With an existing fan base waiting to see what happens next and the potential for word-of-mouth social media recommendations, HarperCollins's publishing director, Shona Martyn, expects the vampire thriller to find an immediate audience.
"I think this book has got traction - Abigail's storytelling is pacey and vivid; her characters and plot are sexier than Edward and Bella."
But with a violent rape scene, Martyn says: "This is a romantic vampire thriller for the Twilight readers who have grown up. I have a 17-year-old daughter and I see it as fine for girls of this age who are capable of processing that kind of drama."
While sales of vampire fiction have been waning, HarperCollins is hoping Dinner with a Vampire will reignite interest in the genre. Common to Dinner with a Vampire, Twilight as well as Fifty Shades of Grey is a love story "about confronting the other", says Martyn.
"Christian Grey is the other in Fifty Shades of Grey and in the the Twilight series, Bella is torn between a vampire and a werewolf. This won't just be read by the readers of Twilight but a broader range of fiction readers."

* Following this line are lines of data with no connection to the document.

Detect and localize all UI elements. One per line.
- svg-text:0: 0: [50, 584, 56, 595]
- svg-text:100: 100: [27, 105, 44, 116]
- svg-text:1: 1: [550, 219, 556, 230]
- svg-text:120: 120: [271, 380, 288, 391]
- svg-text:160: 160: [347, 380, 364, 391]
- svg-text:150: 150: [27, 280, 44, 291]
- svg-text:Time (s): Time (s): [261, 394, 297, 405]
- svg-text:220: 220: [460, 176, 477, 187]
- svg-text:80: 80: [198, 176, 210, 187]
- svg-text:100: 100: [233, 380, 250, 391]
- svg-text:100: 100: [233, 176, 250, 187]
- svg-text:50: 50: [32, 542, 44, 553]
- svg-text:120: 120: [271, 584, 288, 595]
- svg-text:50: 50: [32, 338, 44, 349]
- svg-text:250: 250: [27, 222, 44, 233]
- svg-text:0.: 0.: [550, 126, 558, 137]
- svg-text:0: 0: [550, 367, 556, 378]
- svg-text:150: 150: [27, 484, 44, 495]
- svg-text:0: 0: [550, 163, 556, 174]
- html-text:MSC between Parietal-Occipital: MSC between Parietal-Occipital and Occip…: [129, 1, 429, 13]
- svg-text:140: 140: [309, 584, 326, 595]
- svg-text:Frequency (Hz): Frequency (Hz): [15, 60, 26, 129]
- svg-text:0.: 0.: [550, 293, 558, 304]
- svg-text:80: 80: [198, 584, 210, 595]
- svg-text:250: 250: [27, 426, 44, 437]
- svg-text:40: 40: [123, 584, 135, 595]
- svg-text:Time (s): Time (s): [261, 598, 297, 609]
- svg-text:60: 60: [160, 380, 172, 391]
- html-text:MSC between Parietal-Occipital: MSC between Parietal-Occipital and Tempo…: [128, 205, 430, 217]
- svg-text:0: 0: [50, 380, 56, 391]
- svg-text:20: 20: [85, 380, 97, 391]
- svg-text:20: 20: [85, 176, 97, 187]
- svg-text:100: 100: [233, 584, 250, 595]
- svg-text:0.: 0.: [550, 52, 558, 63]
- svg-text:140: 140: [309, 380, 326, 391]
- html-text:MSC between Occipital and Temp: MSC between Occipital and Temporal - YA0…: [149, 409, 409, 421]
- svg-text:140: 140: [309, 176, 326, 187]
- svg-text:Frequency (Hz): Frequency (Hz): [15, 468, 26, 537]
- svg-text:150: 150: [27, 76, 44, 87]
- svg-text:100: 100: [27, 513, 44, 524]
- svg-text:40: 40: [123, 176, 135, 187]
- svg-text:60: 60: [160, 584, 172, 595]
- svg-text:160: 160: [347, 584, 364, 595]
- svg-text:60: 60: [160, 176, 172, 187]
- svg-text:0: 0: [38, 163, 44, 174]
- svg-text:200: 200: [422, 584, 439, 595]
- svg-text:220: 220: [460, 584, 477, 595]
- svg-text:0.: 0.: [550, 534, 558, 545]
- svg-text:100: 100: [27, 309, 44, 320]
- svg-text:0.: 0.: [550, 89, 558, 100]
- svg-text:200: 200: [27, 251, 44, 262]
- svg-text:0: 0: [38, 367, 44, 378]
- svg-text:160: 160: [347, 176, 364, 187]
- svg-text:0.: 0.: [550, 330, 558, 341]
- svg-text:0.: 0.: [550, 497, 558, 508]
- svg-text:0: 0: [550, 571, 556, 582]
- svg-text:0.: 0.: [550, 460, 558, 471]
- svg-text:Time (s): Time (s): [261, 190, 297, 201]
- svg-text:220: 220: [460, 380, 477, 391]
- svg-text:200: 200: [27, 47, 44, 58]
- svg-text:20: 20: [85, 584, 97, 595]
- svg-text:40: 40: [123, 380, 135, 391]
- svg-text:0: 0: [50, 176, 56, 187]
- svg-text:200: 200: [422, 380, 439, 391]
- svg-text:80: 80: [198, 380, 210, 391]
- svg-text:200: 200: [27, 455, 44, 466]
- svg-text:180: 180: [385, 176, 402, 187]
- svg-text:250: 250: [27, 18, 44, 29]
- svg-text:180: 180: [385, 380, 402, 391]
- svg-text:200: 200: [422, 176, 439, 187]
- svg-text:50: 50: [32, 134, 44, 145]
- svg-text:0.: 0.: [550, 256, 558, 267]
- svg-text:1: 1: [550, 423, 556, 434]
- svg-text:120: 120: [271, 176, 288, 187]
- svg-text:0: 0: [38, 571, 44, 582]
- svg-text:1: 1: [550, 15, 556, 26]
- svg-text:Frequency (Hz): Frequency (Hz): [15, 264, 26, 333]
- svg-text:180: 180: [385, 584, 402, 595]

Publishers have been splashing significant advances around for commercial women's fiction. In June, an Adelaide author, Hannah Kent, 27, was reportedly paid $350,000 for Burial Rights, a historical novel based on Agnes Magnusdottir, a servant convicted of murder and beheaded in Iceland in 1830.
Martin says this new generation of authors owes much to the influence of J.K. Rowling. The Harry Potter series encouraged reading of "big fat books" and stoked an appetite for dark fantasy. Gibbs is reported to have read Harry Potter and the Philosopher's Stone 18 times.